Genome dynamics and virulence in the human pathogen Candida glabrata

Abstract: Although the yeast Candida glabrata is considered to be a part of the commensal microflora in healthy individuals, during the last years it has been frequently isolated from patients with mucosal and systemic fungal infections. Now it is considered as the second most frequently isolated pathogenic yeast after Candida albicans. Despite its name, C. glabrata is phylogenetically a closer relative to Saccharomyces cerevisiae than to C. albicans. Apparently, C. glabrata has only recently changed its life style and become a successful opportunistic pathogen. It has been found that this yeast can rearrange its genome to cope the surrounding environments, and I show hereby that clinical isolates of C. glabrata show enormous genomic plasticity. How this yeast reshuffles its genome to become a successful human pathogen remains to be elucidated. During the last decades, several studies have been conducted to find out the mechanisms behind the pathogenicity of C. glabrata.
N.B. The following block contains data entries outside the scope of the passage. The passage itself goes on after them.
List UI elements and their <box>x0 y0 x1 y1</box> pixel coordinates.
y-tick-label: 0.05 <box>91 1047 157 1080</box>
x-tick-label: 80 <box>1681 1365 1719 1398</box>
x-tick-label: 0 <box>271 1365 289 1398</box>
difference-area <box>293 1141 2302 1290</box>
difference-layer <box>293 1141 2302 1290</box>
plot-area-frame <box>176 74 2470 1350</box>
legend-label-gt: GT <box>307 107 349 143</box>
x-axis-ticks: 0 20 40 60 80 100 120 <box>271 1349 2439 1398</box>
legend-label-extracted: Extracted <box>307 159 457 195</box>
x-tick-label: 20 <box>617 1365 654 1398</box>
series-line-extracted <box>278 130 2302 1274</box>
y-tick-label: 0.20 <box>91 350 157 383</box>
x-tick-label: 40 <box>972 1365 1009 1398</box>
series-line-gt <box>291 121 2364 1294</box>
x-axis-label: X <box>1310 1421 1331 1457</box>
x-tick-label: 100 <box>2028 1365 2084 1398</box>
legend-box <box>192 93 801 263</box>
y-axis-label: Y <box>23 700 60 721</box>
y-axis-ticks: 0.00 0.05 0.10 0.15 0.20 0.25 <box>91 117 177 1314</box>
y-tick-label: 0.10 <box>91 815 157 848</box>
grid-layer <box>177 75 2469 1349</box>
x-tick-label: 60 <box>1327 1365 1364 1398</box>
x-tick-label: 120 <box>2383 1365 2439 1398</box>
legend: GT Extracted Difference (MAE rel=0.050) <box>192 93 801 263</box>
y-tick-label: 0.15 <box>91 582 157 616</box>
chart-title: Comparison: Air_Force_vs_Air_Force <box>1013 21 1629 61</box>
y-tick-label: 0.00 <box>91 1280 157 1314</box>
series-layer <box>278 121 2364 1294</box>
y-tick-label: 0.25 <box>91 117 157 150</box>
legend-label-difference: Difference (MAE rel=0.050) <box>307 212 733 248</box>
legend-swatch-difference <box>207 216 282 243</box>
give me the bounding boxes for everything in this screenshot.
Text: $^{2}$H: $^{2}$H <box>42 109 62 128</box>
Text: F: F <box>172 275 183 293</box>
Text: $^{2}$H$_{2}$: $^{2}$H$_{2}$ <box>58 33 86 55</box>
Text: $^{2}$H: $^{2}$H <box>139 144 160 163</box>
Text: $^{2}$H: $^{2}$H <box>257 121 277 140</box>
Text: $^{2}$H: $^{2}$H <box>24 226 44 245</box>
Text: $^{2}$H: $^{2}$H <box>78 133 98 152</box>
Some studies have shown that C. glabrata can adapt to the harsh conditions by changing the number and size of chromosomes but intra- and inter-chromosomal segmental duplications have also been observed. Moreover, C. glabrata has become of great interest for researchers due to its rapid development of antifungal drug resistance. Therefore, the mechanisms involved in genome rearrangement of C. glabrata to survive as a human pathogen and how it tolerates azole antifungal therapy is an interesting aspect to study. In this study I also developed a new tool, RNAi, to study putative virulence genes.